Author Susan Hill publishes her novel, The Woman in Black. The book is written in the style of classic gothic literature.
Director Robin Herford reads Hill’s novel and is “immediately impressed by its evocative power.” When thinking about the adapting the book into a play, he was concerned about the number of characters featured. However, adapter Stephen Mallatratt skillfully designed the script to feature just two actors.
Mallatratt’s adaptation of The Woman in Black, directed by Herford, first performs in the English city of Scarborough's Stephen Joseph Theatre, billed as a “Christmas ghost story.” The house was intimate enough that the actors were able to whisper their opening lines and still be heard. Opening night was so well received that the rest of the performance’s run was completely sold out by the next morning.
The production moved to the West End (London’s equivalent of New York’s Broadway) to the Lyric Hammersmith Theatre (550 seats) in January. However, with the continued popularity of the performance, the production moved theatres three more times in this year, from the Novello (named Strand Theatre at the time), to the Playhouse, to The Fortune. The Woman in Black has played at The Fortune Theatre ever since.
It was announced that this famed production of The Woman in Black would tour the United States for the first time in its history. The production you see today is just one stop on this history-making national tour.
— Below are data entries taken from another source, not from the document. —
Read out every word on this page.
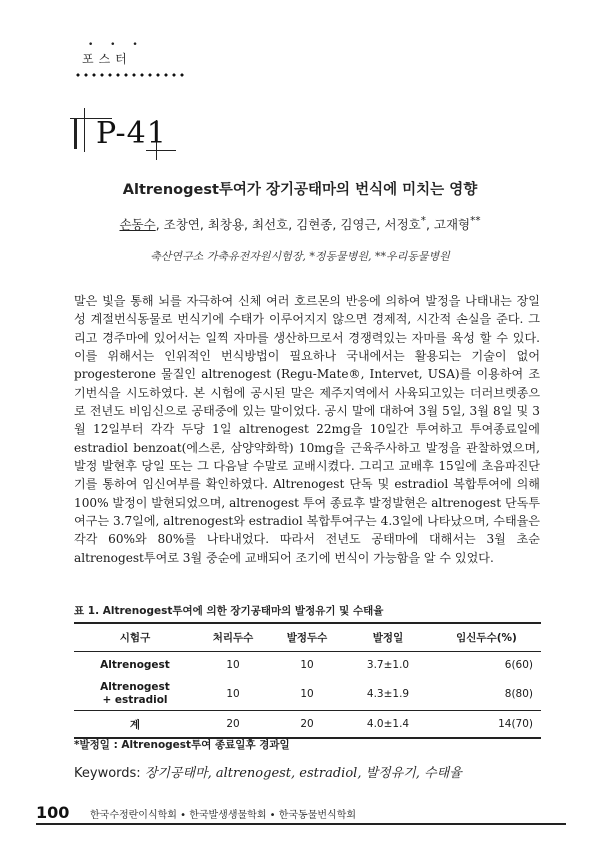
• • •
포스터
P-41
Altrenogest투여가 장기공태마의 번식에 미치는 영향
손동수, 조창연, 최창용, 최선호, 김현종, 김영근, 서정호*, 고재형**
축산연구소 가축유전자원시험장, *정동물병원, **우리동물병원

말은 빛을 통해 뇌를 자극하여 신체 여러 호르몬의 반응에 의하여 발정을 나태내는 장일성 계절번식동물로 번식기에 수태가 이루어지지 않으면 경제적, 시간적 손실을 준다. 그리고 경주마에 있어서는 일찍 자마를 생산하므로서 경쟁력있는 자마를 육성 할 수 있다. 이를 위해서는 인위적인 번식방법이 필요하나 국내에서는 활용되는 기술이 없어 progesterone 물질인 altrenogest (Regu-Mate®, Intervet, USA)를 이용하여 조기번식을 시도하였다. 본 시험에 공시된 말은 제주지역에서 사육되고있는 더러브렛종으로 전년도 비임신으로 공태중에 있는 말이었다. 공시 말에 대하여 3월 5일, 3월 8일 및 3월 12일부터 각각 두당 1일 altrenogest 22mg을 10일간 투여하고 투여종료일에 estradiol benzoat(에스론, 삼양약화학) 10mg을 근육주사하고 발정을 관찰하였으며, 발정 발현후 당일 또는 그 다음날 수말로 교배시켰다. 그리고 교배후 15일에 초음파진단기를 통하여 임신여부를 확인하였다. Altrenogest 단독 및 estradiol 복합투여에 의해 100% 발정이 발현되었으며, altrenogest 투여 종료후 발정발현은 altrenogest 단독투여구는 3.7일에, altrenogest와 estradiol 복합투여구는 4.3일에 나타났으며, 수태율은 각각 60%와 80%를 나타내었다. 따라서 전년도 공태마에 대해서는 3월 초순 altrenogest투여로 3월 중순에 교배되어 조기에 번식이 가능함을 알 수 있었다.

표 1. Altrenogest투여에 의한 장기공태마의 발정유기 및 수태율
시험구	처리두수	발정두수	발정일	임신두수(%)
Altrenogest	10	10	3.7±1.0	6(60)
Altrenogest
+ estradiol	10	10	4.3±1.9	8(80)
계	20	20	4.0±1.4	14(70)
*발정일 : Altrenogest투여 종료일후 경과일
Keywords: 장기공태마, altrenogest, estradiol, 발정유기, 수태율
100 한국수정란이식학회 • 한국발생생물학회 • 한국동물번식학회
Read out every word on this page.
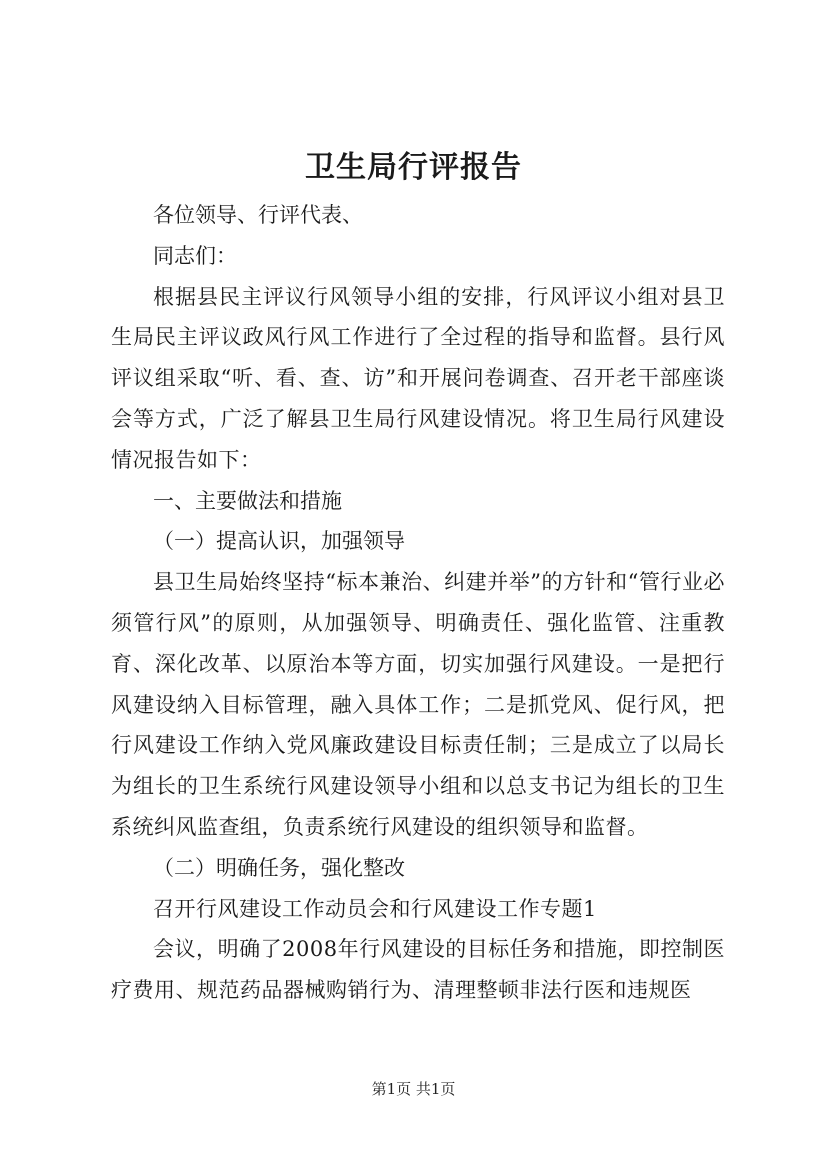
卫生局行评报告

各位领导、行评代表、

同志们：

根据县民主评议行风领导小组的安排，行风评议小组对县卫生局民主评议政风行风工作进行了全过程的指导和监督。县行风评议组采取“听、看、查、访”和开展问卷调查、召开老干部座谈会等方式，广泛了解县卫生局行风建设情况。将卫生局行风建设情况报告如下：

一、主要做法和措施

（一）提高认识，加强领导

县卫生局始终坚持“标本兼治、纠建并举”的方针和“管行业必须管行风”的原则，从加强领导、明确责任、强化监管、注重教育、深化改革、以原治本等方面，切实加强行风建设。一是把行风建设纳入目标管理，融入具体工作；二是抓党风、促行风，把行风建设工作纳入党风廉政建设目标责任制；三是成立了以局长为组长的卫生系统行风建设领导小组和以总支书记为组长的卫生系统纠风监查组，负责系统行风建设的组织领导和监督。

（二）明确任务，强化整改

召开行风建设工作动员会和行风建设工作专题1

会议，明确了2008年行风建设的目标任务和措施，即控制医疗费用、规范药品器械购销行为、清理整顿非法行医和违规医

第1页 共1页
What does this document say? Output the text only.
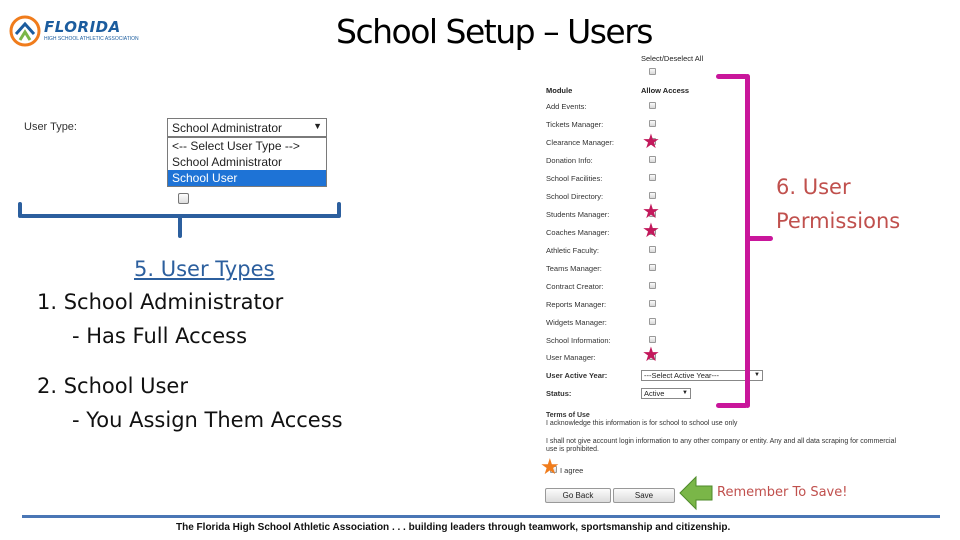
FLORIDA
HIGH SCHOOL ATHLETIC ASSOCIATION	School Setup – Users
User Type:	School Administrator	▼
<-- Select User Type -->
School Administrator
School User
5. User Types
1. School Administrator
- Has Full Access
2. School User
- You Assign Them Access
Select/Deselect All
Module	Allow Access
Add Events:
Tickets Manager:
Clearance Manager:
Donation Info:
School Facilities:
School Directory:
Students Manager:
Coaches Manager:
Athletic Faculty:
Teams Manager:
Contract Creator:
Reports Manager:
Widgets Manager:
School Information:
User Manager:
User Active Year:	---Select Active Year---	▼
Status:	Active	▼
Terms of Use
I acknowledge this information is for school to school use only
I shall not give account login information to any other company or entity. Any and all data scraping for commercial
use is prohibited.
I agree
Go Back	Save
★
★
★
★
★
6. User
Permissions
Remember To Save!
The Florida High School Athletic Association . . . building leaders through teamwork, sportsmanship and citizenship.
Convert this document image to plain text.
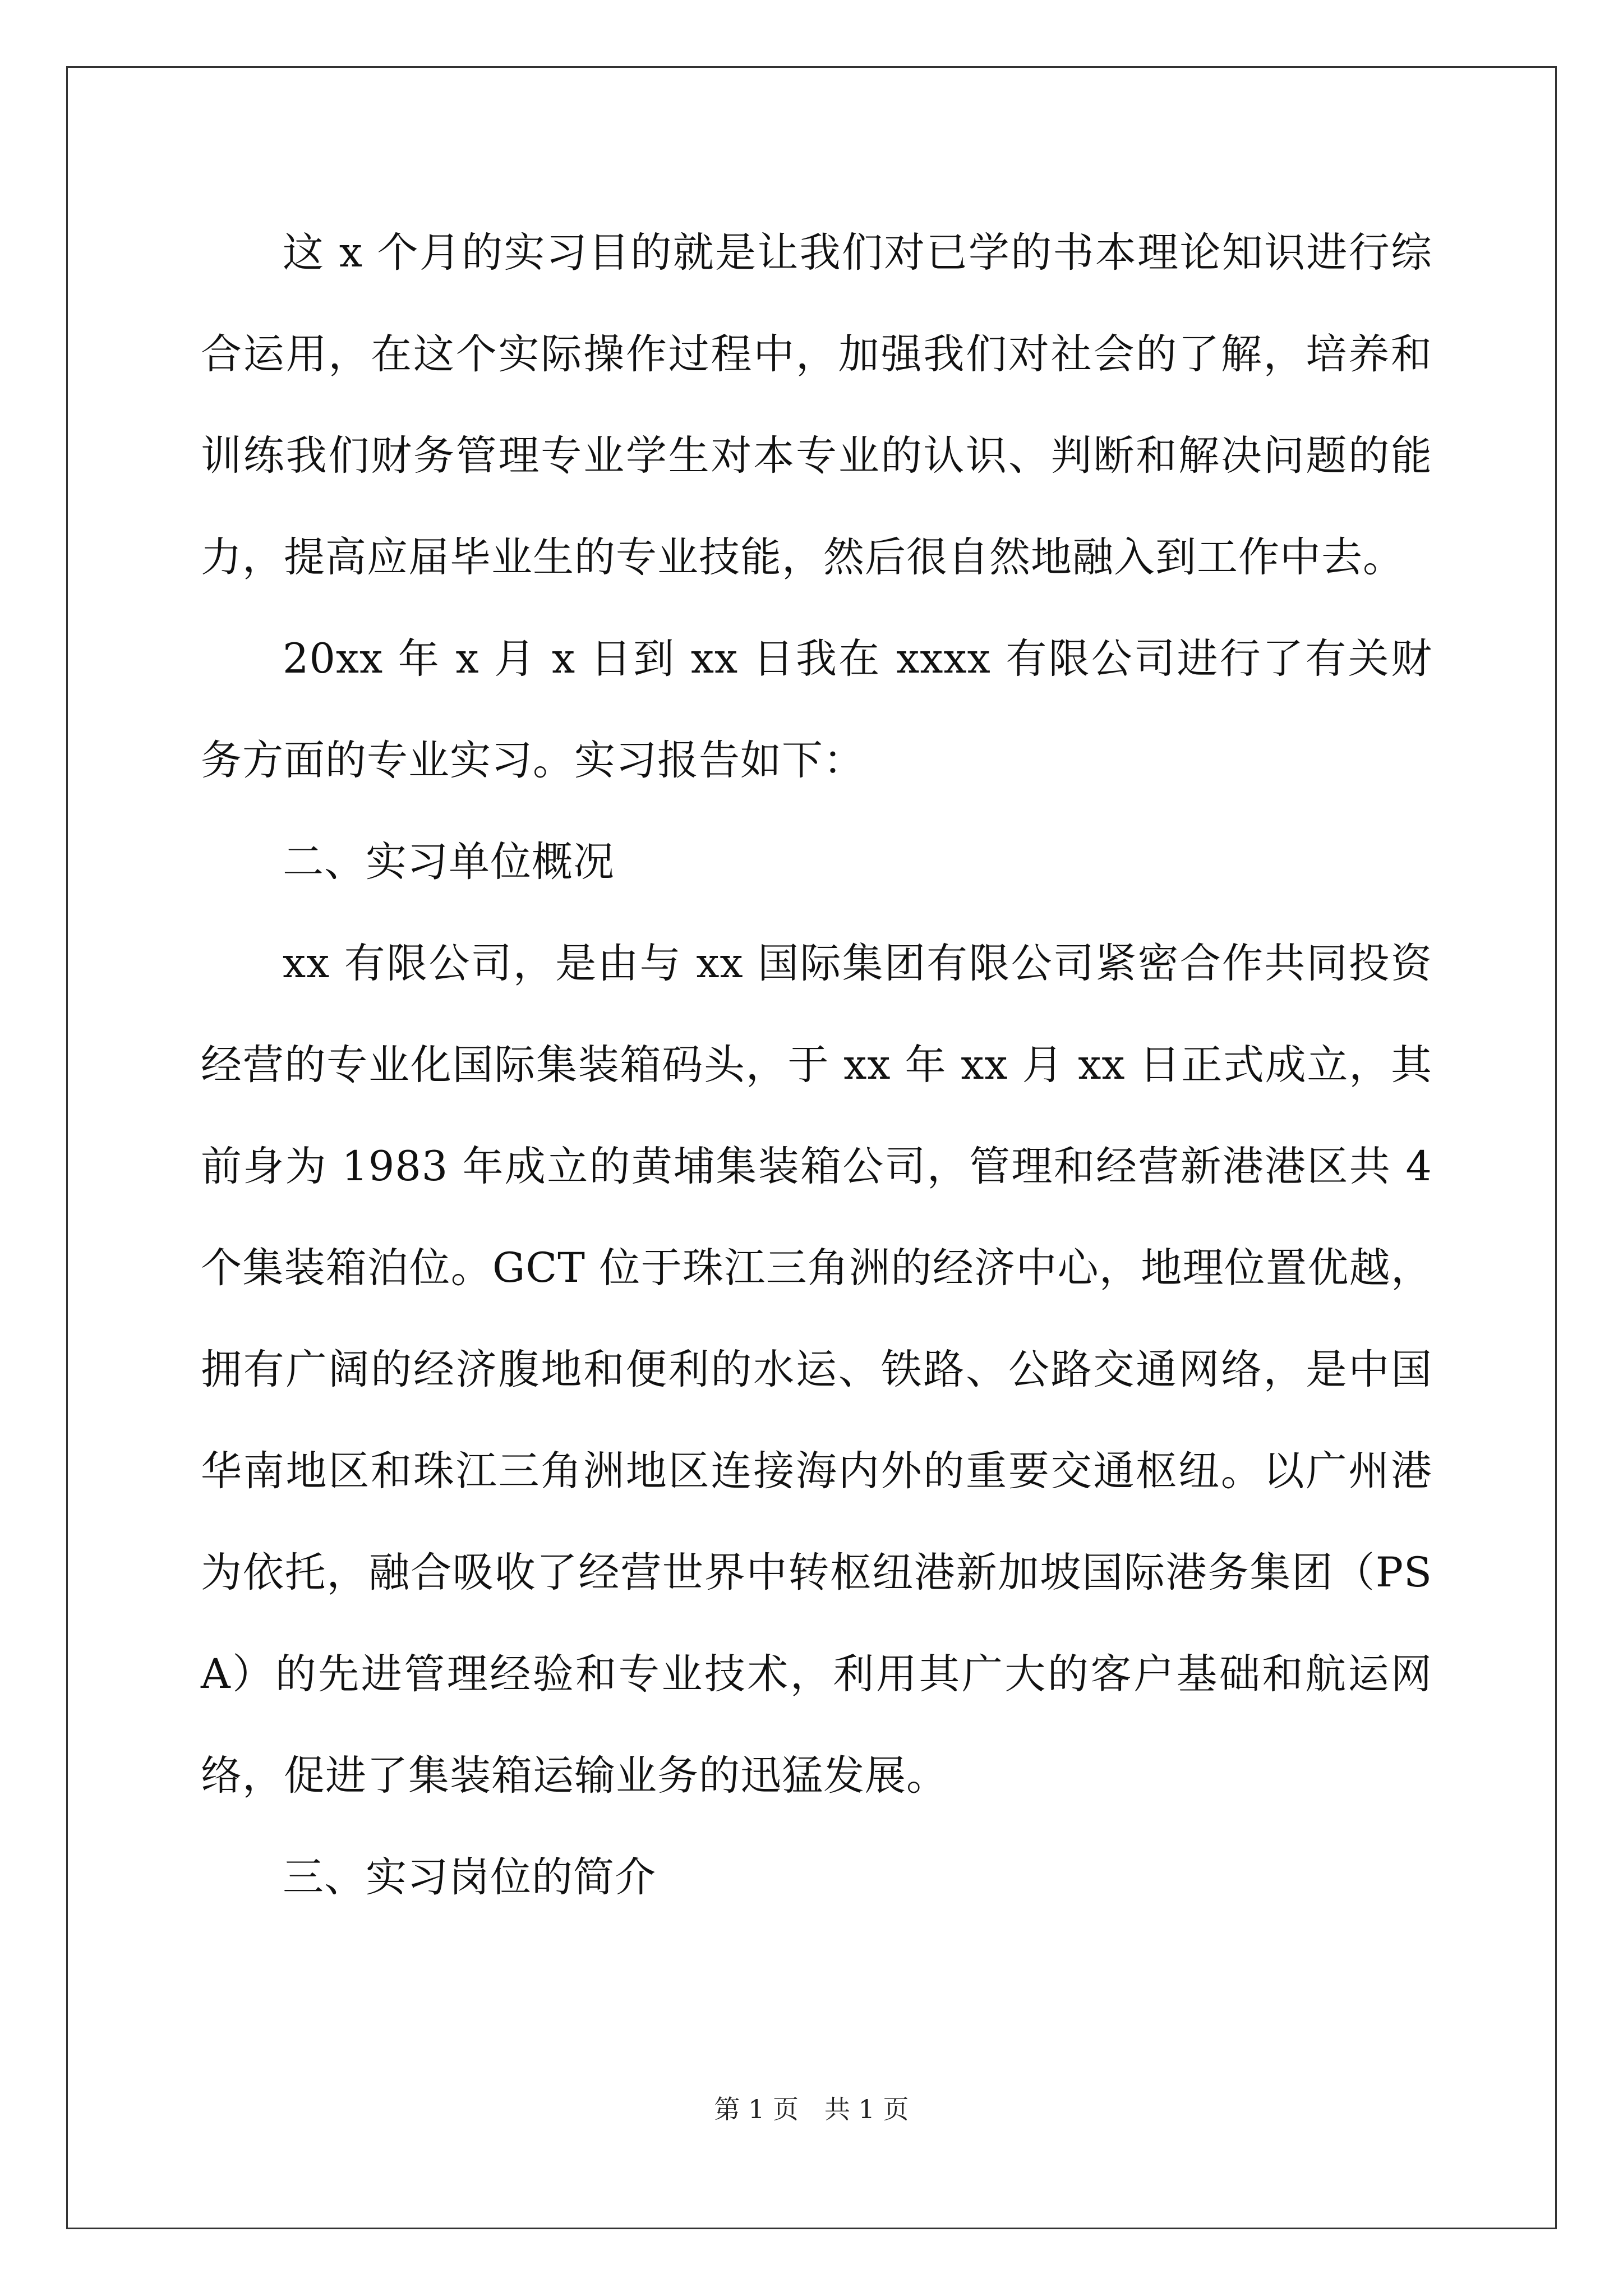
这 x 个月的实习目的就是让我们对已学的书本理论知识进行综合运用，在这个实际操作过程中，加强我们对社会的了解，培养和训练我们财务管理专业学生对本专业的认识、判断和解决问题的能力，提高应届毕业生的专业技能，然后很自然地融入到工作中去。

20xx 年 x 月 x 日到 xx 日我在 xxxx 有限公司进行了有关财务方面的专业实习。实习报告如下：

二、实习单位概况

xx 有限公司，是由与 xx 国际集团有限公司紧密合作共同投资经营的专业化国际集装箱码头，于 xx 年 xx 月 xx 日正式成立，其前身为 1983 年成立的黄埔集装箱公司，管理和经营新港港区共 4 个集装箱泊位。GCT 位于珠江三角洲的经济中心，地理位置优越，拥有广阔的经济腹地和便利的水运、铁路、公路交通网络，是中国华南地区和珠江三角洲地区连接海内外的重要交通枢纽。以广州港为依托，融合吸收了经营世界中转枢纽港新加坡国际港务集团（PSA）的先进管理经验和专业技术，利用其广大的客户基础和航运网络，促进了集装箱运输业务的迅猛发展。

三、实习岗位的简介

第 1 页 共 1 页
Not just a book and a play, the story of The Woman in Black has been adapted and told through several other mediums:
1989: In the same year that this stage adaptation of The Woman in Black moved to the West End, a version adapted for television was produced for Britain’s ITV network.
1993: BBC Radio 5 produced an adaptation of the book, shown in four parts.
2004: BBC Radio 4 broadcast a version of the story that aired in less than one hour.
2012: A film version was released, featuring Daniel Radcliffe in the role of Arthur Kipps. The film featured a new adaptation that strayed from the narrative of the original source material.